When an anonymous speaker’s First Amendment rights conflict with a criminal defendant’s right to due process under the Fifth Amendment, which constitutional protection prevails?
There’s actually not a lot of precedent on how to balance those competing constitutional protections, according to a ruling Tuesday by the 5th U.S. Circuit Court of Appeals. The U.S. Supreme Court has gone out of its way to protect unnamed speakers, hearkening back — most recently in its 1995 ruling in McIntyre v. Ohio Elections Commission — to this country’s long tradition of anonymous political speech. On the other hand, the trial judge in the case before the 5th Circuit believed there was a reasonable possibility that the unmasking of two pseudonymous commenters to an online news article would reveal misconduct by federal prosecutors. Tuesday’s opinion left the 5th Circuit with a chance to change its position some day, but for now, the court said, it’s sticking with the trial judge: The Fifth Amendment trumps the First when anonymous online comments are possible evidence of due process violations.
The circumstances of the case that prompted the 5th Circuit’s holding were, to quote the opinion, “extraordinary.” Last June, after a years-long investigation, the former director of the non-profit New Orleans Affordable Homeownership was indicted by a federal grand jury for allegedly accepting kickbacks from contractors her group employed to repair houses damaged by Hurricane Katrina. Two months after the director, Stacey Jackson, was charged, U.S. District Judge Kurt Engelhardt of New Orleans issued a stunning opinion in a different Katrina corruption case against several former New Orleans police officials. Engelhardt vacated their convictions, finding rampant misconduct by a former first assistant and senior litigation counsel in the New Orleans U.S. Attorney’s office. Among their misdeeds: anonymous online comments and blog posts about ongoing investigations, prosecutions and even trials. To call the posts intemperate would be to understate drastically their offensiveness.

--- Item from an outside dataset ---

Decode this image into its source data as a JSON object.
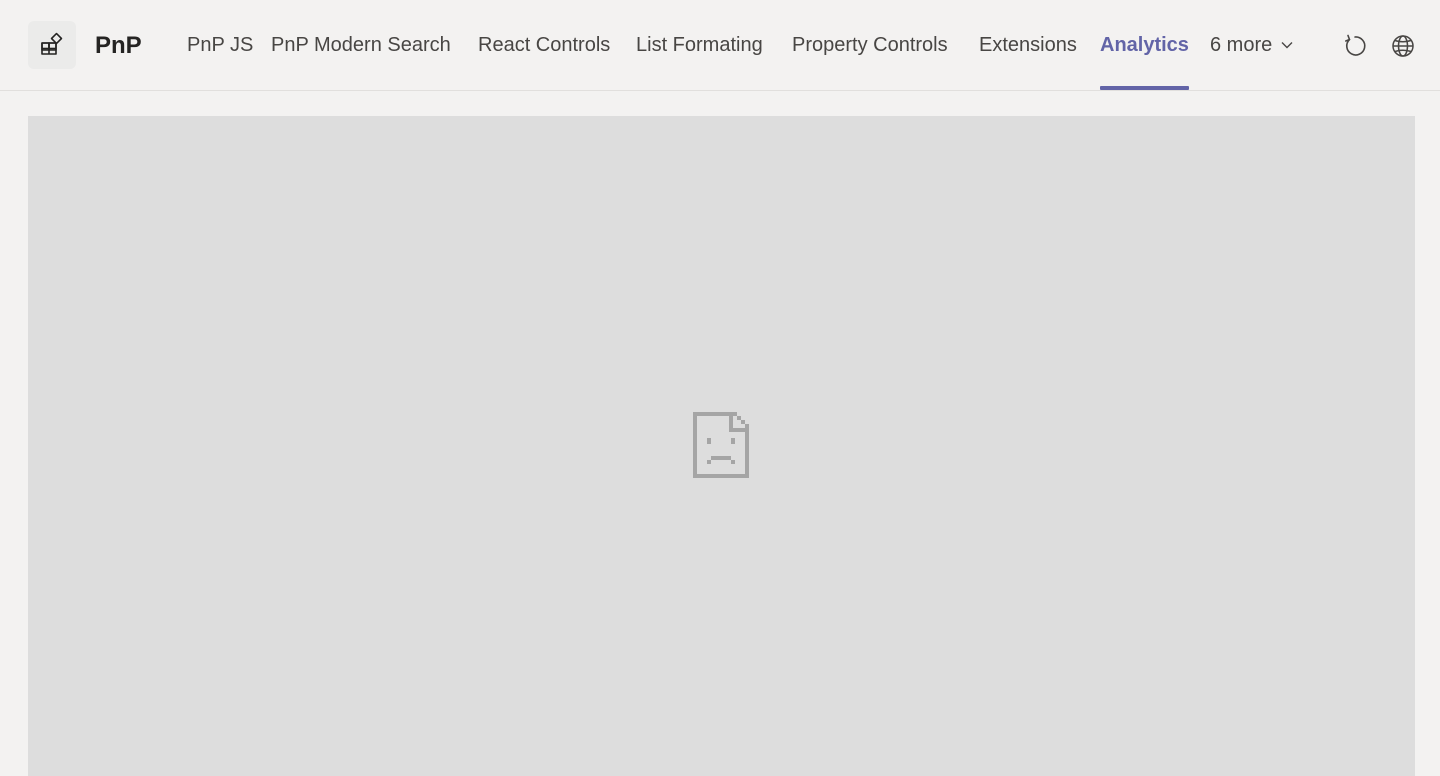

Three days after Engelhardt issued his opinion, Jackson’s lawyers at Crull, Castaing & Lilly filed a motion to compel the government to turn over the report on its internal investigation of misconduct at the U.S. Attorney’s office. The motion argued(among other things) that defense lawyers had already pressed prosecutors to disclose whether bad apples had posted anonymously about Jackson, but the government had stonewalled. To support the discovery motion, Jackson’s lawyers attached a printout of an online 2008 article about the Jackson investigation at the Times-Picayune’s Nola.com site. The article drew 55 comments, including one signed with a pseudonym used by a former assistant prosecutor cited for misconduct in Judge Engelhardt’s opinion.
The federal magistrate judge in Jackson’s case, Joseph Wilkinson, declined to hand over the internal report to Crull Castaing. But he did single out two anonymous comments on the Times-Picayune’s 2008 article — one signed by “aircheck” and the other by “jammer1954″ — that were posted at around the same time as the comment apparently attributable to the disgraced former assistant U.S. Attorney. If defense lawyers could come up with evidence that those two comments came from management-level prosecutors or investigators or from Justice Department employees directly involved in her case, Wilkinson said, Jackson might be able to establish a pattern of prosecutorial misconduct that violated her due process rights.